When an accumulation of fluid is due to pneumonia, intravenous antibiotics are needed. Doctors also typically remove a sample of the fluid for examination and testing. If the fluid is pus or if the fluid has certain characteristics, the fluid needs to be drained, usually with a chest tube. If the fluid is partitioned into separate compartments by scars that have developed within the pleural space, drainage is more difficult. Sometimes drugs called fibrinolytic drugs plus a drug that can help thin effusions that are thick (dornase alfa) are instilled into the pleural space to help drainage, which may avoid the need for surgery. (To be effective, both fibrinolytic drugs and dornase alfa must be used.)
If surgery is needed, it can be done by using a procedure called video-assisted thoracoscopic debridement or by making an incision through the chest wall (thoracotomy).
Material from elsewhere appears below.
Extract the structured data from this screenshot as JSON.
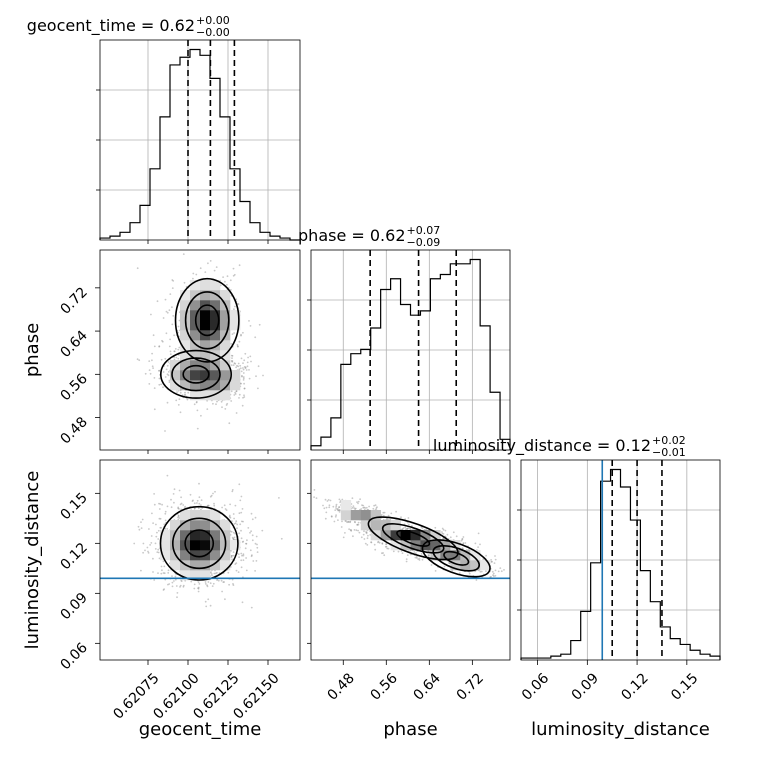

During surgery, any thick peels of fibrous material over the lung surface are removed to allow the lung to expand normally.
Fluid accumulation caused by cancers of the pleura may be difficult to treat because fluid often reaccumulates rapidly. Draining the fluid and giving antitumor drugs sometimes prevents further fluid accumulation. A small tube can be left in the chest so that the fluid can be drained periodically into vacuum bottles. But if fluid continues to accumulate, sealing the pleural space (pleurodesis) may be helpful. For pleurodesis, all fluid is drained through a tube, which is then used to administer a pleural irritant, such as a doxycycline solution, bleomycin, or a talc mixture, into the space. The irritant seals the two layers of pleura together, so that no room remains for additional fluid to accumulate. Pleurodesis can also be done using thoracoscopy.